SPD Legislative Liaison Adam Plotkin said an attorney hired by the SPD office receives $70 an hour with the cost paid for by the state.
Though the hourly rate increased by $30 from $40 an hour as of Jan. 1, 2020, he said it still is $30 an hour less than when there is no attorney available to assign to a defendant through the SPD office.
Plotkin said a circuit court judge has to then assign an attorney at the county’s expense for $100 an hour, the rate mandated by the Wisconsin Supreme Court.

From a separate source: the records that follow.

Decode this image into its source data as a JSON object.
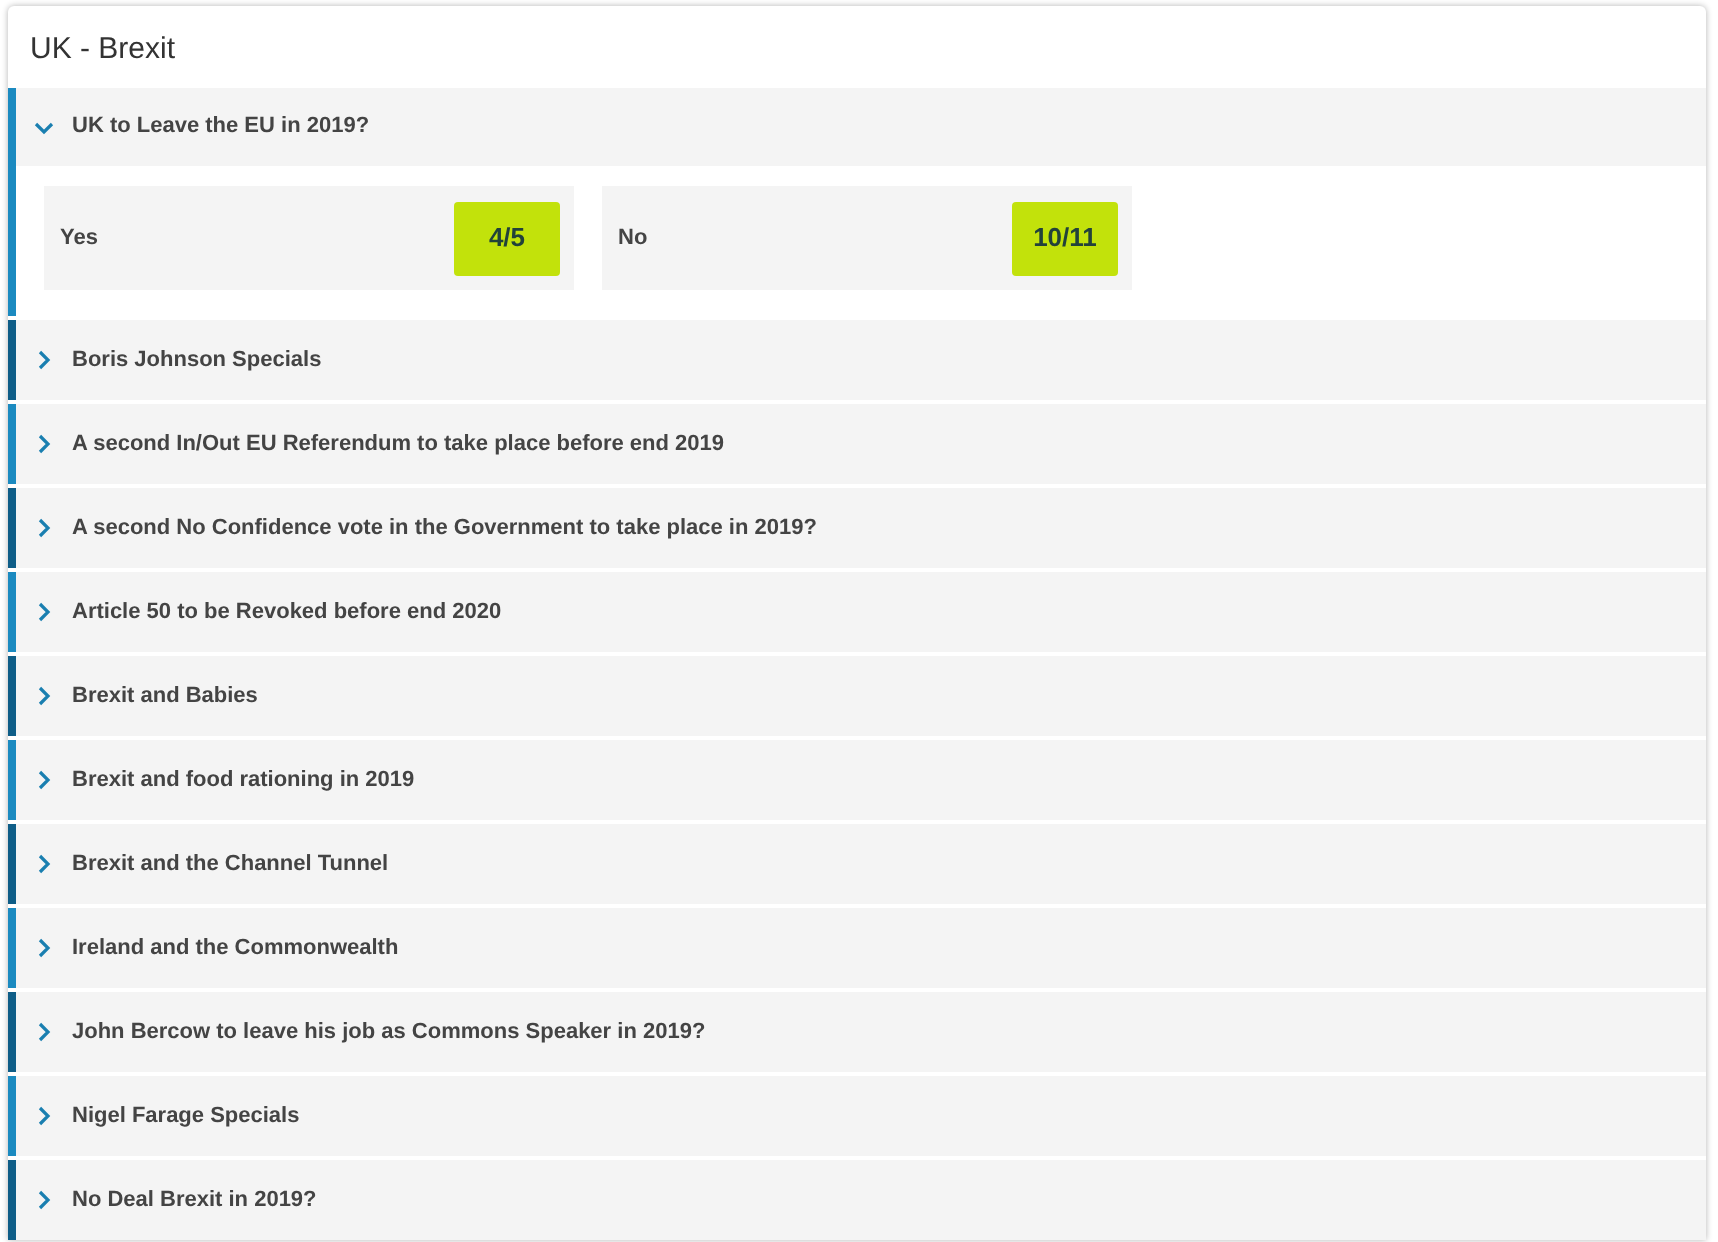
{
  "title": "UK - Brexit",
  "markets": [
    {
      "name": "UK to Leave the EU in 2019?",
      "expanded": true,
      "selections": [
        {
          "label": "Yes",
          "odds": "4/5"
        },
        {
          "label": "No",
          "odds": "10/11"
        }
      ]
    },
    {
      "name": "Boris Johnson Specials",
      "expanded": false
    },
    {
      "name": "A second In/Out EU Referendum to take place before end 2019",
      "expanded": false
    },
    {
      "name": "A second No Confidence vote in the Government to take place in 2019?",
      "expanded": false
    },
    {
      "name": "Article 50 to be Revoked before end 2020",
      "expanded": false
    },
    {
      "name": "Brexit and Babies",
      "expanded": false
    },
    {
      "name": "Brexit and food rationing in 2019",
      "expanded": false
    },
    {
      "name": "Brexit and the Channel Tunnel",
      "expanded": false
    },
    {
      "name": "Ireland and the Commonwealth",
      "expanded": false
    },
    {
      "name": "John Bercow to leave his job as Commons Speaker in 2019?",
      "expanded": false
    },
    {
      "name": "Nigel Farage Specials",
      "expanded": false
    },
    {
      "name": "No Deal Brexit in 2019?",
      "expanded": false
    }
  ]
}
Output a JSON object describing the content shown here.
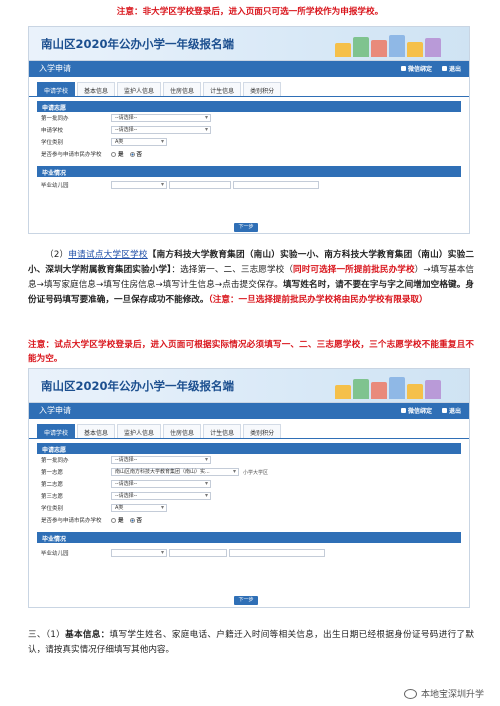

“We want to represent them,” he said. “We should not be passing that responsibility to the county.”
Plotkin said the SPD office has staff attorneys and also assigns cases to qualified private attorneys, such as when there is a conflict of interest for a staff attorney to handle a case.
He said there is now a problem with the $70 an hour being able to get enough private attorneys, who could elect to not accept public defender cases and instead receive $30 more an hour by being appointed by a judge.
Plotkin said the SPD’s Green Bay office, which handles cases in Door and Kewaunee counties, had a public defender from another office recently assigned there to handle the caseload. Another attorney will be coming.
“Brown County is definitely a focal point of the problem (with the public defender caseload), but it’s a statewide problem,” he said.
Plotkin said the county recently had around 300 individuals with pending cases waiting for an attorney to be assigned to them, delaying those matters from being resolved.
Though the county district attorney’s office was able to add three assistant district attorneys with additional state funding, Plotkin said the SPD office could use more attorneys to handle the backlog of cases.
He said the SPD office could use additional financial support to do that, with an allocation of $10-20 million in ARPA funds having been suggested as a short-term solution statewide.
Plotkin said he would like to see the hourly rate for public defenders increased from the current $70, which is less than half of what a defense attorney assigned to a federal case would receive.
He said allocating ARPA funds to hire additional SPD staff would help in the short term, but the problem with case backlog also needs to be addressed in the long term.
Plotkin said assigning an attorney through the SPD office also makes it possible for the office to hire experts to testify on a defendant’s behalf, while that may not happen when a judge appoints a lawyer, who might not be qualified to handle the case assigned.